Three officials — the deputy attorney general, Mr. Sessions’ chief of staff and his counselor — all said he was aware that the result would be separated children.
“I think the answer is yes,” then-Deputy Attorney General Rod Rosenstein told investigators. “I think everybody understood that what it meant was we are going to prosecute without — everybody who committed a crime without regard [to] whether they brought a child.”
The children were separated because the federal prison system has no family facilities. When a parent was detained, the child had to be placed elsewhere.
The children were deemed unaccompanied juvenile migrants, which under U.S. policy meant they were turned over to the Health and Human Services Department.
Mr. Sessions and his team kept HHS in the dark about the zero tolerance policy, forcing both departments to play catch-up once children started arriving.
HHS had plenty of experience dealing with tens of thousands of child migrants who showed up at the border on their own, without parents. Connecting them with parents who also had crossed the border was a new task, though, and several audits found that the government didn’t even have systems to match the children with their parents in records.
“The government was not prepared to deal with” family separations, Mr. Rosenstein told the inspector general. “And [the change to DHS’s policy on family unit referrals] should not have been implemented. … I just wasn’t involved in the formulation of the policy, and [as] it was underway, I was getting reassurances that I now believe to be wrong.”
Officials told the inspector general that they hoped to limit the separation time and have Homeland Security keep the children nearby so the families could be reunited once parents were sentenced to time served.
But they quickly learned that wasn’t happening.
Cases in Texas were taking up to two weeks. U.S. policy limited the amount of time Homeland Security could hold children to 72 hours, so the children had to be transferred to HHS. That was when the reunification dilemma kicked in.
Justice Department leaders pushed ahead even though an attempt to increase prosecutions in 2017 exposed many of the problems that would plague the zero tolerance policy, the inspector general concluded.
Even as the crisis developed in 2018, Mr. Sessions was “adamant that this program needs to continue,” Mr. Rosenstein told the audit.
Democrats on Capitol Hill on Thursday vowed to hold hearings to explore the report in depth.
“This dark chapter in our history must never be repeated,” said Reps. Jerrold Nadler and Carolyn B. Maloney, both New York Democrats and, respectively, the chairs of the House Judiciary and Oversight and Governmental reform committees.
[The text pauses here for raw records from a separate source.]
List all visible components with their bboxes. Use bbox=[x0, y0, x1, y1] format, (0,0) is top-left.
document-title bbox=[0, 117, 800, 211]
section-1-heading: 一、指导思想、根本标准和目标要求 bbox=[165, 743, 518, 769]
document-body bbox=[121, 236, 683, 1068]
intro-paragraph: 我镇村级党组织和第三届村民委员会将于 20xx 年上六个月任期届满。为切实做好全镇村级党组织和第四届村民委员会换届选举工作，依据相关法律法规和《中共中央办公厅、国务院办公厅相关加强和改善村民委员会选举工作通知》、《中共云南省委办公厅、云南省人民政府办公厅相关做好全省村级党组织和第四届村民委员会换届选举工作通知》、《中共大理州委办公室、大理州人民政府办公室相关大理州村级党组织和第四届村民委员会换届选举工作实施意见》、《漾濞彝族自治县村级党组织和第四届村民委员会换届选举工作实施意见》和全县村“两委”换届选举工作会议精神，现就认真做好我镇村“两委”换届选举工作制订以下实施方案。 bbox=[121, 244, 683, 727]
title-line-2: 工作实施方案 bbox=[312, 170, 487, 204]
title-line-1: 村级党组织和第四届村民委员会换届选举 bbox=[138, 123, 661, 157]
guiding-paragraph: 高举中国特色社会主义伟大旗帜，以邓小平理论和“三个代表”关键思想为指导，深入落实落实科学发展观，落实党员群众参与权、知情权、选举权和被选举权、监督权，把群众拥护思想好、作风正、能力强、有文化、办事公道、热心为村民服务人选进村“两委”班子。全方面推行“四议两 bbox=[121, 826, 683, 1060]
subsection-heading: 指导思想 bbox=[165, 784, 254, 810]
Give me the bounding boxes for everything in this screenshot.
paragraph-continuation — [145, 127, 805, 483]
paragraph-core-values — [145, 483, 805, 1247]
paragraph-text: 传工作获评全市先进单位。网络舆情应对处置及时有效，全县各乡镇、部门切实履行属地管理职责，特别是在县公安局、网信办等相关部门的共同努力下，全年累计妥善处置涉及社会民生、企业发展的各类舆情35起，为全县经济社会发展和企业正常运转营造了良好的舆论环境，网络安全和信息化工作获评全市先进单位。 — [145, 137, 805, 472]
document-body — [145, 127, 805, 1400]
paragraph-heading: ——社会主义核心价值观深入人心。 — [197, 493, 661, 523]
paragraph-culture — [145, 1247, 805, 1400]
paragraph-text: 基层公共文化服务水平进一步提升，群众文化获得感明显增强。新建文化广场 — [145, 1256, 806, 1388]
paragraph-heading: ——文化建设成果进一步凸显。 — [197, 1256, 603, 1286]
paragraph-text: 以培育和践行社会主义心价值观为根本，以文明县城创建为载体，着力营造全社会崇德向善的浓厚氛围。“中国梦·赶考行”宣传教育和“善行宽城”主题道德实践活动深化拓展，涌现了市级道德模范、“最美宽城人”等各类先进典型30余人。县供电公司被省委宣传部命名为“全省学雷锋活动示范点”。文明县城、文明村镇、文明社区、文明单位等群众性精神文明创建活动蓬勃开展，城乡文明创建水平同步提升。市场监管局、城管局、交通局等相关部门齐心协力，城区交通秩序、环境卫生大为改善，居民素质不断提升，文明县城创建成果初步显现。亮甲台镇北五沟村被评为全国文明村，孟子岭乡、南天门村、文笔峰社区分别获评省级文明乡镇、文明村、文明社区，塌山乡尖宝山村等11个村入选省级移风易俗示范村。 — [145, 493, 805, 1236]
The policy didn’t even prove effective.
Illegal immigration by families remained steady at about 9,500 people per month from April 2018 through July 2018. Zero tolerance was in full effect from May 5 to June 20. But by late summer 2018, family migration began to climb and reached epidemic proportions in spring 2019, with nearly 100,000 family migrants caught in May 2019 alone.
That surge was solved after President Trump pressured Mexico to do more to protect its borders and after his team put into place new tools to let border authorities push migrants back into Mexico to wait for their immigration proceedings.
Mr. Trump curtailed much of the policy with an executive order June 20, 2018, and a federal court in California stepped in to order and oversee attempts to reunite families.
Under an order from that judge, the government also went back and looked for children who may have been separated outside of the official zero tolerance process. It identified more than 1,100 others.
Many of the parents were deported long ago, and the government and immigrant rights activists are trying to track them down to ask them what they want to happen.
Some are being allowed to return to the U.S. to follow through with the asylum process, and many of them are passing their initial screenings to win protections.